Phase space barriers and dividing surfaces in the absence of critical points of the potential energy

TL;DR

This paper demonstrates the existence of phase space invariant manifolds, specifically NHIMs, that govern reaction dynamics without the need for saddle points on the potential energy surface, expanding the understanding of reaction mechanisms.

Contribution

It introduces methods to identify NHIMs in systems lacking potential energy saddle points, broadening the scope of phase space analysis in chemical reactions.

Findings

Invariant manifolds exist without saddle points in phase space.

NHIMs can be found using new methods independent of potential energy features.

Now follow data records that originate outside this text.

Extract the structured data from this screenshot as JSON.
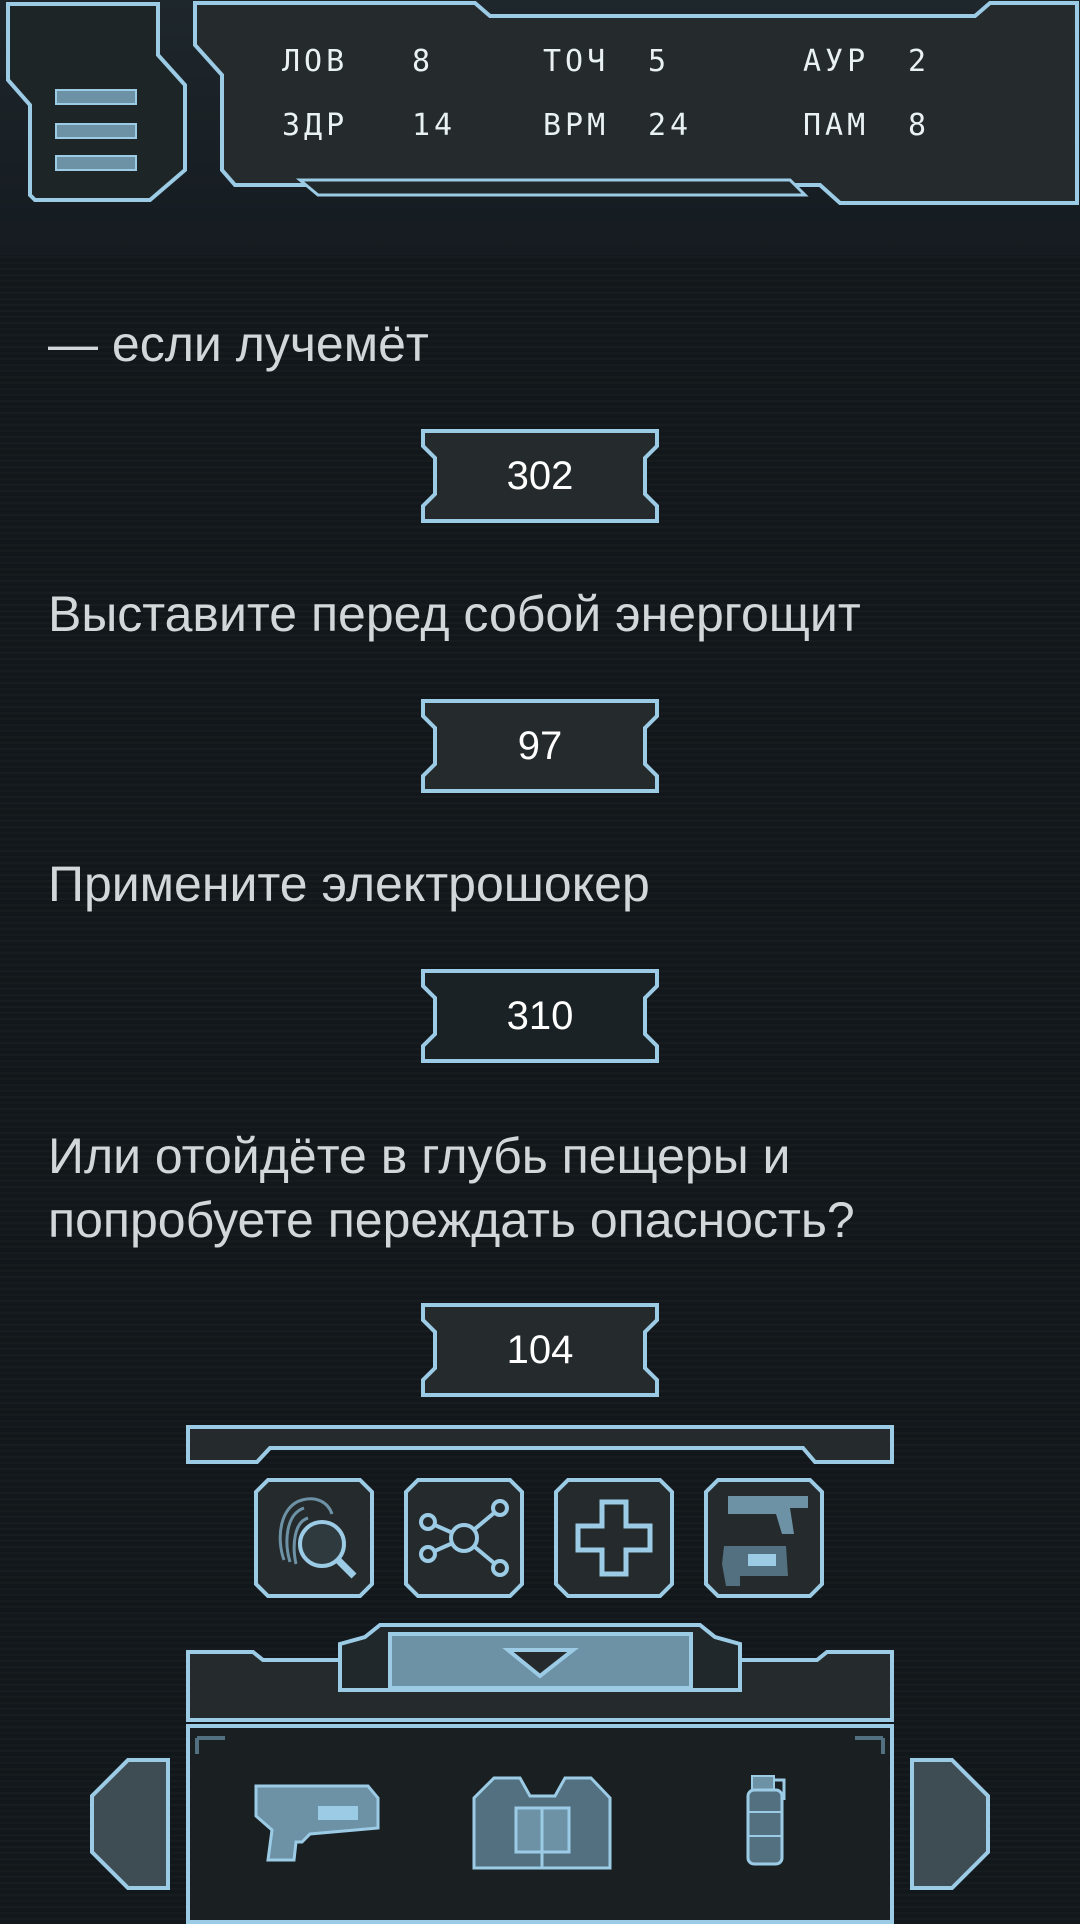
{
  "stats": {
    "row1": [
      {
        "label": "ЛОВ",
        "value": "8"
      },
      {
        "label": "ТОЧ",
        "value": "5"
      },
      {
        "label": "АУР",
        "value": "2"
      }
    ],
    "row2": [
      {
        "label": "ЗДР",
        "value": "14"
      },
      {
        "label": "ВРМ",
        "value": "24"
      },
      {
        "label": "ПАМ",
        "value": "8"
      }
    ]
  },
  "story": {
    "lines": [
      "— если лучемёт",
      "Выставите перед собой энергощит",
      "Примените электрошокер",
      "Или отойдёте в глубь пещеры и попробуете переждать опасность?"
    ]
  },
  "choices": [
    "302",
    "97",
    "310",
    "104"
  ],
  "colors": {
    "accent": "#9ccbe6",
    "panel_fill": "#22292a",
    "background": "#12171b",
    "text": "#d2d7da"
  },
  "toolbar": {
    "icons": [
      "fingerprint-scan-icon",
      "network-nodes-icon",
      "medical-cross-icon",
      "weapons-icon"
    ]
  },
  "inventory": {
    "items": [
      "blaster-pistol-icon",
      "armor-vest-icon",
      "grenade-icon"
    ]
  }
}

Reactive flux can be minimized through these phase space structures.

Abstract

We consider the existence of invariant manifolds in phase space governing reaction dynamics in situations where there are no saddle points on the potential energy surface in the relevant regions of configuration space. We point out that such situations occur in a number of important classes of chemical reactions, and we illustrate this concretely by considering a model for transition state switching in an ion-molecule association reaction due to Chesnavich (J. Chem. Phys. {\bf 84}, 2615 (1986)). For this model we show that, in the region of configuration space relevant to the reaction, there are no saddle points on the potential energy surface, but that in phase space there is a normally hyperbolic invariant manifold (NHIM) bounding a dividing surface having the property that the reactive flux through this dividing surface is a minimum. We then describe two methods for finding NHIMs and their associated phase space structures in systems with more than two degrees-of-freedom. These methods do not rely on the existence of saddle points, or any other particular feature, of the potential energy surface.